Ok, I can see your point regarding angular distance. The issue I'm facing happens for really large angles in my application I have following 2 quaternions: 

q0=

[0]:0.42320069127859006
[1]:-0.52593954473002769
[2]:0.45987326974154225
[3]:0.5768928375077278


and q1=

[0]:-0.50596192324633082
[1]:0.59255532789450238
[2]:-0.38450528029832376
[3]:-0.49501152009970484


a = q0.angularDistance(q1) returns 0.30801826469545818 ( ~17.6 deg )

while
q = q0.conjugate() * q1;

b = 2 * std::atan2( q.vec().norm(), std::fabs(q.w()) ) returns 5.9751670424841281 (342.4 deg)


For my understanding if you wanted to ensure (-pi,pi] the angle should be -17.6 deg

Maybe the atan2 when used with proper quaternions can never return negative values? So the times 2 is used to ensure [0,pi) ?

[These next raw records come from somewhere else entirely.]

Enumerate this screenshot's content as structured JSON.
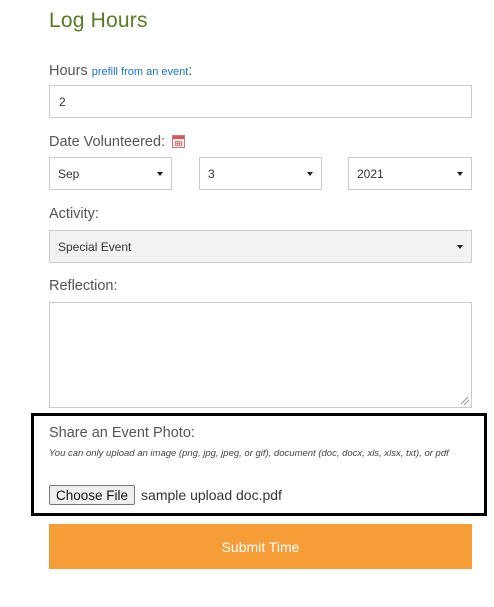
{
  "page": {
    "title": "Log Hours"
  },
  "hours": {
    "label": "Hours",
    "prefill_link": "prefill from an event",
    "colon": ":",
    "value": "2"
  },
  "date": {
    "label": "Date Volunteered:",
    "icon": "calendar-icon",
    "month": "Sep",
    "day": "3",
    "year": "2021"
  },
  "activity": {
    "label": "Activity:",
    "value": "Special Event"
  },
  "reflection": {
    "label": "Reflection:",
    "value": ""
  },
  "photo": {
    "label": "Share an Event Photo:",
    "note": "You can only upload an image (png, jpg, jpeg, or gif), document (doc, docx, xls, xlsx, txt), or pdf",
    "choose_button": "Choose File",
    "file_name": "sample upload doc.pdf"
  },
  "submit": {
    "label": "Submit Time",
    "color": "#f79d37"
  },
  "colors": {
    "heading": "#5a7a2a",
    "link": "#1a73c9"
  }
}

I did not find the derivation of this formula and even if probably I wouldn't understand it. But at least also here it is written without the absolute value:

https://en.wikipedia.org/wiki/Quaternions_and_spatial_rotation#Recovering_the_axis-angle_representation



Michael





From: Gael Guennebaud <gael.guennebaud@xxxxxxxxx>
Sent: Wednesday, August 8, 2018 10:13 AM
To: eigen
Subject: Re: [eigen] Why does Eigen::Quaterniond::angularDistance() method return the absolute angle?
 

One reasons is that a distance is expected to be symmetric and positive. Another one is that the "sign" is relative to the axis of rotation, so returning a "signed" angular distance alone does not seem to make much sense. Perhaps you want:

AngleAxisd aa(q1*q2.conjugate());

and if you really don't care about the axis defining the sign:

double a = AngleAxisd(q1*q2.conjugate()).angle();

gael

On Tue, Aug 7, 2018 at 4:59 PM Dluhosch, Michael <michael.dluhosch@xxxxxxxxxx> wrote:

Hi All,


This is my first mailling list mail. So if I could improve something tell me.


The Issue I face currently with the Eigen::Quaterniond class is that my application relies on the signed angle between two quaternions. Is there a really easy way to get that sign information I'm not aware of?

I had a look in the history why there is the numext::abs(d.w()) inside the atan2 call and found this:

http://eigen.tuxfamily.org/bz/show_bug.cgi?id=824#c1

This is not really an explanation so I wanted to ask for the reasoning behind the abs.

I would appreciate if you could change this method or add another one which gives the signed angle.